The building addition is conceived as a parabuilding, an alteration or addition that transforms the character of an existing building, creating a brand-new identity while maintaining, and preserving, the building’s historic architecture. In this interpretation, the parabuilding was created as a ghost copy of the host building, mimicking the original structure in size, proportion, and fenestration but with high contrast in its exterior expression. The generous void between the old and new structures is conceived as a vertical alley, a shared space that provides access to the apartments and tenants' social space, animated with angled views up through floor openings and framed views out to the city.
A second-floor interior amenity space features opposing glass garage doors that extend the room out to the city to the east and to the amenity deck to the west. The amenity deck, framed by the “L” shaped addition, features active and passive uses, a landscape buffer along with the abutting apartments, and an elevated roof terrace on Third St. above the retail building. The space is open to the surrounding urban neighborhood and accessible from the street with terraced seating and steps; it is conceived as an extension of the streetscape, blurring the typical boundary between public space and private space and extending the public realm into the site.

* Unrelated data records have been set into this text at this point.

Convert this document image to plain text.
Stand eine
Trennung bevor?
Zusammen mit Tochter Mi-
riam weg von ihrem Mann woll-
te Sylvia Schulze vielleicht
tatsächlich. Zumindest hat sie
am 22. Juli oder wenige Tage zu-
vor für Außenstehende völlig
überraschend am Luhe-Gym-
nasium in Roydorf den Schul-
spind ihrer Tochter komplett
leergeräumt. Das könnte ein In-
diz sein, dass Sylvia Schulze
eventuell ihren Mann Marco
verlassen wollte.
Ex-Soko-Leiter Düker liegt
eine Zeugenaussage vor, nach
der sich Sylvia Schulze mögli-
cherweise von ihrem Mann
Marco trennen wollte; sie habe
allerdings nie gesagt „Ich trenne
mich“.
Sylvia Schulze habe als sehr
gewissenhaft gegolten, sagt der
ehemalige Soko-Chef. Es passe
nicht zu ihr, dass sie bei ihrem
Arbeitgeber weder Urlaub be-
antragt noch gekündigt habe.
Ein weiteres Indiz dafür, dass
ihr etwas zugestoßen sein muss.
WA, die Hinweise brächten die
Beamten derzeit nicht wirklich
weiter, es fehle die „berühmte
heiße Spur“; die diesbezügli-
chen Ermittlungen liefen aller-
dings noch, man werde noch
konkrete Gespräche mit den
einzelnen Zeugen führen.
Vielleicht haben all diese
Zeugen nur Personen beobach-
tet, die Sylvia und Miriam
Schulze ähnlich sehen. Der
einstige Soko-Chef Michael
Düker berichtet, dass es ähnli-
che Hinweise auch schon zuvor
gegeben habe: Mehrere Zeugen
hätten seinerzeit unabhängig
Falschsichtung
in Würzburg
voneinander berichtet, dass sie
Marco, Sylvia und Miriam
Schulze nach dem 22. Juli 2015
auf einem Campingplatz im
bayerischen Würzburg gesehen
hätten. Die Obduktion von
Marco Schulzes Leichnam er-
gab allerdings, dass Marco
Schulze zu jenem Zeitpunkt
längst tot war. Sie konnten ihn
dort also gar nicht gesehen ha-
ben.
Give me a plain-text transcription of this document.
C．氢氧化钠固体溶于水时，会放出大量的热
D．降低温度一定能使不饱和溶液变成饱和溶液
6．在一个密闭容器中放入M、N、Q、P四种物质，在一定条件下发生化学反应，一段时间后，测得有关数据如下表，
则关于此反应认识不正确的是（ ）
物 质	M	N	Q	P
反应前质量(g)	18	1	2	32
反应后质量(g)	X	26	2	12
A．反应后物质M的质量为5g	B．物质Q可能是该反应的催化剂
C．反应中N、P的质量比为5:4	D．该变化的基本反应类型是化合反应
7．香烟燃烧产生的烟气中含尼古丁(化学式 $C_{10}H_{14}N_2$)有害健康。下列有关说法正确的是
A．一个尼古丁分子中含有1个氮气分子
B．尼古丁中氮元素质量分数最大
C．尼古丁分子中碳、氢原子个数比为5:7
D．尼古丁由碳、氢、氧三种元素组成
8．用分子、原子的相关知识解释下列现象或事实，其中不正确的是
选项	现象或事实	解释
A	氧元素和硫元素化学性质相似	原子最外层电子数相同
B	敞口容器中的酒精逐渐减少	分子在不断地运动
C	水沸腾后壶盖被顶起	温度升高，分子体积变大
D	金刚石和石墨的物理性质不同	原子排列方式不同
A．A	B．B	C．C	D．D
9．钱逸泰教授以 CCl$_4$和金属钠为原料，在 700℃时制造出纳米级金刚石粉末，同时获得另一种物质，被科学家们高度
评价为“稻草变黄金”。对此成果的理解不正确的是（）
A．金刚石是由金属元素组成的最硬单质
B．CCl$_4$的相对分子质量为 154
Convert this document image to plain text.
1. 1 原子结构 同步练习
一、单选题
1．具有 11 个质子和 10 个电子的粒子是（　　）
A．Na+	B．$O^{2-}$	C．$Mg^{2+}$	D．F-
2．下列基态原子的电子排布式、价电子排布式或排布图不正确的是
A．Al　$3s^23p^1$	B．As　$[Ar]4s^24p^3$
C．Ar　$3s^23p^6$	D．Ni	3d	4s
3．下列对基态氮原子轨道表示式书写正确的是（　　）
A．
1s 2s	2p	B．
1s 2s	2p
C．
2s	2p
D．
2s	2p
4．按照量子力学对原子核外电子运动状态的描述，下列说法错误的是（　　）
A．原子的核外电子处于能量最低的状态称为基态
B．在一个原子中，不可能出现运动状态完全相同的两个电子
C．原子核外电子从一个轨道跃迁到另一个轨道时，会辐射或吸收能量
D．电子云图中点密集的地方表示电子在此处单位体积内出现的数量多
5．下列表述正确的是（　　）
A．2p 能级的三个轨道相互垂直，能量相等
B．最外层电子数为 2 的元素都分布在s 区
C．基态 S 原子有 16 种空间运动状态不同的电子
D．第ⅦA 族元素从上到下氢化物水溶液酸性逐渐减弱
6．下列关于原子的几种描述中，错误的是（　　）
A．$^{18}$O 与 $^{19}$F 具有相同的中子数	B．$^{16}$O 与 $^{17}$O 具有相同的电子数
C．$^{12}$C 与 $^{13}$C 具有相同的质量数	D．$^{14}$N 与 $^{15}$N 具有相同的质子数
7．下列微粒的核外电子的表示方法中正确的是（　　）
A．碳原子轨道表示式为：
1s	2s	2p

This is an example of POPOS (privately owned public open space) that is helping to shift the conventional attitude about territorial space in cities to be more open, inclusive, and equitable. (architect’s note: the security gate at street level will be removed to create a more inviting public threshold).
The parabuilding copies but reinterprets the historic early 20th C. building with a veiled façade, its fenestration semi-visible behind a thin, translucent polycarbonate plane. A highly chromatic patterned façade also reinterprets the punched window pattern of the historic structure and wraps the perimeter of the new building at the amenity deck and the adjacent alleys. The color blocks are created with an uncharacteristic interpretation of Juliette's balconies: solid doors rather than glass.